Implementation of President Donald Trump’s cocktail of policies took time, with U.S. court challenges, trial and error, and planning necessities. But by the fall of 2019, the historic numbers of Central Americans crossing the U.S. border, to the tune of 100,000 a month — 144,000 in May 2019 alone — had plummeted to (still-high) pre-crisis levels. Understanding why is key to blunting future unwanted population transfers.
Video Report: How Trump’s Policies Ended the Mass Migration Crisis on Mexico’s Southern Border — For Now. Click below.
By Todd Bensman as originally published January 20, 2020 by the Center for Immigration Studies
In late 2018, President Donald Trump set in motion a cocktail of diplomatic and illegal immigration-control policies designed to end what had quickly become an epic flood of thousands of economic migrants from Central America that was crashing crashed the American southern border. Nearly a million successfully entered the United States.
It should now be openly declared, based on reporting among the migrants in Mexico and Guatemala, that President Trump can be credited with ending the mass illegal migration crisis of 2018-2019 on his volition and without the currently irascible, divided U.S. Congress. But the victory declaration comes with a caveat.
Absent permanent legislative prescriptions by that Congress, Trump’s success is tenuous and impermanent because, as this video report from Mexico’s southern border shows, it depends almost entirely on political winds in other countries, especially Mexico, and on the whims of their leaders.
The historic migrant river had first coursed unfettered over the key Guatemala-Mexico border, establishing that largely ungoverned landscape as an essential American interest and its second southern border that will have to be managed. The population transfer over it from Guatemala, El Salvador, and Honduras (and, lesser noted, from many other parts of the world) went on until President Trump, left by the U.S. Congress to dam it with only executive branch powers, ordered up innovative trial-and-error measures for both borders. These soon coincided with a precipitous decline in migration. What happened and why?
Understanding how the wave broke and why is essential to future responses to similar unwanted population transfers over the two southern borders, especially as new Central American migrant caravans form and set out to test the new defenses, as one is now and more will almost certainly later.
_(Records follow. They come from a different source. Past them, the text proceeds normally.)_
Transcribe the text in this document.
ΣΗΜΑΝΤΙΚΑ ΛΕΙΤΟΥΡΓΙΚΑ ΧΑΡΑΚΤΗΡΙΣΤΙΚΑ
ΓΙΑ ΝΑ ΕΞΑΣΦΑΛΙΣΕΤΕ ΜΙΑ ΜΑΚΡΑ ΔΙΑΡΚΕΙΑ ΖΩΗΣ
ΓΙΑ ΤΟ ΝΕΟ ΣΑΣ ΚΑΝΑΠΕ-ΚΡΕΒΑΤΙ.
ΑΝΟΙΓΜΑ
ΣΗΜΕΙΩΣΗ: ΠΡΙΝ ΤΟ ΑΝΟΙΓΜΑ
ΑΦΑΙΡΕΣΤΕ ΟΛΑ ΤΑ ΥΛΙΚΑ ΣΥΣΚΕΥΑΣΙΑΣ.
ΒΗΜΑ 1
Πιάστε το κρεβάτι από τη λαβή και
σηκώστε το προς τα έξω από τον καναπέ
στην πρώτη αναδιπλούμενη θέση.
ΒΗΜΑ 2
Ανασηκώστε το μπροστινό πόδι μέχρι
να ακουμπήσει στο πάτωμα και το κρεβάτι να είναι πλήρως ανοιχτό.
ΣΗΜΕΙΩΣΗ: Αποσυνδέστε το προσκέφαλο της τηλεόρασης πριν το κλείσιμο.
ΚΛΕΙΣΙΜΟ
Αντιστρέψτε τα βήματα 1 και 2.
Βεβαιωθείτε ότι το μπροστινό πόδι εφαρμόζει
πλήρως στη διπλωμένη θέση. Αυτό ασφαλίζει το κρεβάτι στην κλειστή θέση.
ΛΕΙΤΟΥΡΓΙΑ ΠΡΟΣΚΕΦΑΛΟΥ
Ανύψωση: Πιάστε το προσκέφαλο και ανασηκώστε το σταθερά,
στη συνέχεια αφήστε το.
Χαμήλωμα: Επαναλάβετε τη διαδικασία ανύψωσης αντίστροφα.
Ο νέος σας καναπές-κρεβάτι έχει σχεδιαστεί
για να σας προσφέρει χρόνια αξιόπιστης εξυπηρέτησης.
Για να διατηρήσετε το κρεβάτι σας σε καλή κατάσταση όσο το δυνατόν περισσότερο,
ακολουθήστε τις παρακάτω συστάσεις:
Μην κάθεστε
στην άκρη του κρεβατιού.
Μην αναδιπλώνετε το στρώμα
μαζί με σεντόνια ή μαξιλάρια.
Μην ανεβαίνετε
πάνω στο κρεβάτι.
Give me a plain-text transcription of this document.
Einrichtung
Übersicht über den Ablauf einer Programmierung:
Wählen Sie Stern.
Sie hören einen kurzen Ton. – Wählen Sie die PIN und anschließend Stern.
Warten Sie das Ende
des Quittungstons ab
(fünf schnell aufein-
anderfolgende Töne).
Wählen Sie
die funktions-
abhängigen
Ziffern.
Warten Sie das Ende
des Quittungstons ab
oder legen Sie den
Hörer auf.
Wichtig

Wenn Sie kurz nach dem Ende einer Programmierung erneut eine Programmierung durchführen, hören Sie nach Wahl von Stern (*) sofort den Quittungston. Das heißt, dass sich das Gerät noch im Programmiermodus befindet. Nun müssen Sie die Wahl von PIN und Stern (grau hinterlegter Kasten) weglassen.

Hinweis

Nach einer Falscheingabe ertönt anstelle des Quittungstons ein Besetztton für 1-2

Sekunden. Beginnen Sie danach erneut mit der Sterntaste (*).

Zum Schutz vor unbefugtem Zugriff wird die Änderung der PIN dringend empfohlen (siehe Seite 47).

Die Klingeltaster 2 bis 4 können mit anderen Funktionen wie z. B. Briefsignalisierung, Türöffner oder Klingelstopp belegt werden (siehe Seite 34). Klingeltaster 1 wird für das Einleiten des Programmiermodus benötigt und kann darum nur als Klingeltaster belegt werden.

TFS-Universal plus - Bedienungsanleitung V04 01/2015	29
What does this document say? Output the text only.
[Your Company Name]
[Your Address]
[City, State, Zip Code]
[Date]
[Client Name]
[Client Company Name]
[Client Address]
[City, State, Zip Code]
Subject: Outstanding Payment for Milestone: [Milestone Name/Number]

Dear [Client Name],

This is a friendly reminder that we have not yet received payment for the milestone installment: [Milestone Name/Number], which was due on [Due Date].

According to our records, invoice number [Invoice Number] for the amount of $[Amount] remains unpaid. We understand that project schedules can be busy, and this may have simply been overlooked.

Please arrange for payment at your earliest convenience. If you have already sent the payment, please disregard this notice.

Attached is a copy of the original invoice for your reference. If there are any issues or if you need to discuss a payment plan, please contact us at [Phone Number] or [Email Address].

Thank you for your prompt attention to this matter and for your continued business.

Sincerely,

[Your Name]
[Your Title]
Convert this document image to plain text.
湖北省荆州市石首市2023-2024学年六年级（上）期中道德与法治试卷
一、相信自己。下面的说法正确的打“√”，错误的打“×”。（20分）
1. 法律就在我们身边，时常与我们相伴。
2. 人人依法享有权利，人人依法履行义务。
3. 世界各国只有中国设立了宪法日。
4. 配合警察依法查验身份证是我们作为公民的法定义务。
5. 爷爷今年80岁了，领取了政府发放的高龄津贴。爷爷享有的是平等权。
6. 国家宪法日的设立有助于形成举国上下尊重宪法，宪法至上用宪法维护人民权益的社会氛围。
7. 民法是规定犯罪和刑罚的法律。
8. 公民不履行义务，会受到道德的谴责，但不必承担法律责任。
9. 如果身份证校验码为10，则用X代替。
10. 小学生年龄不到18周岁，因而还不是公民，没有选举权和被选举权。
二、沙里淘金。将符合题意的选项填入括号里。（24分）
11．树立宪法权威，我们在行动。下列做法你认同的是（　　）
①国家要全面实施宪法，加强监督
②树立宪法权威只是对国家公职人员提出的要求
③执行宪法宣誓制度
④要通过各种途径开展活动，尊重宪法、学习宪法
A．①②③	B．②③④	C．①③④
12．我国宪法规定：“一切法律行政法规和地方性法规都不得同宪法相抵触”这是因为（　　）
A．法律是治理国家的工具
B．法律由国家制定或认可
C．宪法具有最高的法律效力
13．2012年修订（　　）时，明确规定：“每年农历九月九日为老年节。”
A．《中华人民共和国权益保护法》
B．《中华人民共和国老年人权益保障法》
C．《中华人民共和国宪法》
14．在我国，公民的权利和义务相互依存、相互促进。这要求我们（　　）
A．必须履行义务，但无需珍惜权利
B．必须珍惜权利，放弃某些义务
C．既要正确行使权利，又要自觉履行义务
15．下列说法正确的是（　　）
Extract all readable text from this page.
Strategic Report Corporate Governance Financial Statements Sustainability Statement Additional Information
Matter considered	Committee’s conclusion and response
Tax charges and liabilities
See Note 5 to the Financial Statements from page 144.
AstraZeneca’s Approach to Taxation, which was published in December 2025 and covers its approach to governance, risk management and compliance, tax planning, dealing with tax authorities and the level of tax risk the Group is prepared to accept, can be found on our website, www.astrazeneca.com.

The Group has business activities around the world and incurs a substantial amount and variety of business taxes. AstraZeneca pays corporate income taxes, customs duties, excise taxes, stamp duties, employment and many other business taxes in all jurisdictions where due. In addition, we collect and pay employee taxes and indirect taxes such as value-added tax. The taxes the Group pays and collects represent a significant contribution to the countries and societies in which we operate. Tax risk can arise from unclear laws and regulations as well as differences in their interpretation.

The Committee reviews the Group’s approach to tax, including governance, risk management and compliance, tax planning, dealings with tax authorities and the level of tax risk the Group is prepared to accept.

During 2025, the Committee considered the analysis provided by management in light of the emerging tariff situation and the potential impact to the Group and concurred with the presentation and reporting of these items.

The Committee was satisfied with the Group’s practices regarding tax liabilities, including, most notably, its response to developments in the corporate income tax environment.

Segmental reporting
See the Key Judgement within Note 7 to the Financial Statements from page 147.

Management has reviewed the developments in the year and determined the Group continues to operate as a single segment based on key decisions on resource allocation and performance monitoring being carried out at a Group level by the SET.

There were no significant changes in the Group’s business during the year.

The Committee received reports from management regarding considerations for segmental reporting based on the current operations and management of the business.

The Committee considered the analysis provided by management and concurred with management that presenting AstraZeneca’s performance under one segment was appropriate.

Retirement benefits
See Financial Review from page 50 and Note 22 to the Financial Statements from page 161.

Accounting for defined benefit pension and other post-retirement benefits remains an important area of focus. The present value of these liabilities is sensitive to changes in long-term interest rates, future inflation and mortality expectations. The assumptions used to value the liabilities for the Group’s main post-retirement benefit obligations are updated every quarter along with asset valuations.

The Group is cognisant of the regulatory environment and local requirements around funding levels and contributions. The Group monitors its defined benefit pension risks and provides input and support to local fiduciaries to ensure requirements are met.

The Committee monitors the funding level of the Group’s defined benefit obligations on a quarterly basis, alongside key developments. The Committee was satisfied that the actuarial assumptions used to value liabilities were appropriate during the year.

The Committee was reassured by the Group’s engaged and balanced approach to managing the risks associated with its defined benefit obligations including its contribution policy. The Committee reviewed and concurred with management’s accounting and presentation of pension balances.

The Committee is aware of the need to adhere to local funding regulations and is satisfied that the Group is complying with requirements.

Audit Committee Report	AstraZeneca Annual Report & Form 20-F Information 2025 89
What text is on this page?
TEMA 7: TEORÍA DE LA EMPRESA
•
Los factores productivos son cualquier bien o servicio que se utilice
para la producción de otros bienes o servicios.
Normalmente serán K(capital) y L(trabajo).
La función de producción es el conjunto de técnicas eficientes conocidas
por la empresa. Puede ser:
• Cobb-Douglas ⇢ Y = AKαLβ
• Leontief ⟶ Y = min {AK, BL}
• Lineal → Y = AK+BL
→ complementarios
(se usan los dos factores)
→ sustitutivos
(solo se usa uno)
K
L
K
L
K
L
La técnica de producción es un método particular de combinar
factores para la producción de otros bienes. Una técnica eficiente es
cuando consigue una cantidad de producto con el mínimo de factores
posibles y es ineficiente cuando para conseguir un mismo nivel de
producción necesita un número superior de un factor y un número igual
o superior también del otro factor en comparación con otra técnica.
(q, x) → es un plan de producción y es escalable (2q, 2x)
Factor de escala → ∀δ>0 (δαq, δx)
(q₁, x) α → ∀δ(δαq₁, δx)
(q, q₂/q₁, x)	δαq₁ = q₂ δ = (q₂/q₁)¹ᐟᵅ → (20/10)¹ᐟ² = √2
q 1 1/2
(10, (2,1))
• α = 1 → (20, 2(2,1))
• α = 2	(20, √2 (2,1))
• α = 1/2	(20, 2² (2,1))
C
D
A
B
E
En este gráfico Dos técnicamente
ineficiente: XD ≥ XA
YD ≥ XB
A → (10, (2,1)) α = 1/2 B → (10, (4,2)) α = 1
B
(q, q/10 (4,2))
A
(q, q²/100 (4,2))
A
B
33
As things stand, the system Trump demanded and built will likely blunt this caravan. But the fragile parapet could also collapse at any moment on the Mexican president’s whim, absent more permanent bulwarks.
President Trump’s program was carefully tailored to remove the magnetizing incentives that influenced Central American migrant decisions to travel in the first place, especially the widespread discovery of a obscure U.S. legal rule that allowed foreigners who arrived with a child to be quickly released inside the United States and remain indefinitely by lodging asylum claims, even though almost all would be denied.
Several of the president’s initiatives were designed to dull that irresistible allure by forcing them to wait outside the country for the resolution of their claims, or to apply for asylum in Mexico or some other transit country along the way. For this to succeed, the president cajoled Mexico, mainly by threatening to damage its economy with trade tariffs, to start impeding the traffic over its own southern border with Guatemala. In the summer of 2019, Mexico acceded, inducing migrants to apply for legal residency in Mexico by threat of deportation and by having thousands of soldiers retard their use of roads and highways.
Implementation of the policy cocktail took time, with U.S. court challenges, trial and error, and planning necessities. But by the fall of 2019, the historic numbers of Central Americans crossing the U.S. border, to the tune of 100,000 a month — 144,000 in May 2019 alone — had plummeted to (still-high) pre-crisis levels.
It wasn’t immediately clear if the decline was caused by a seasonal hot-weather slow down or some other factor having little to do with policy directives. But as this report shows, the president’s ideas and demands on Mexico worked dramatically. Whether that success is lasting is an entirely other matter.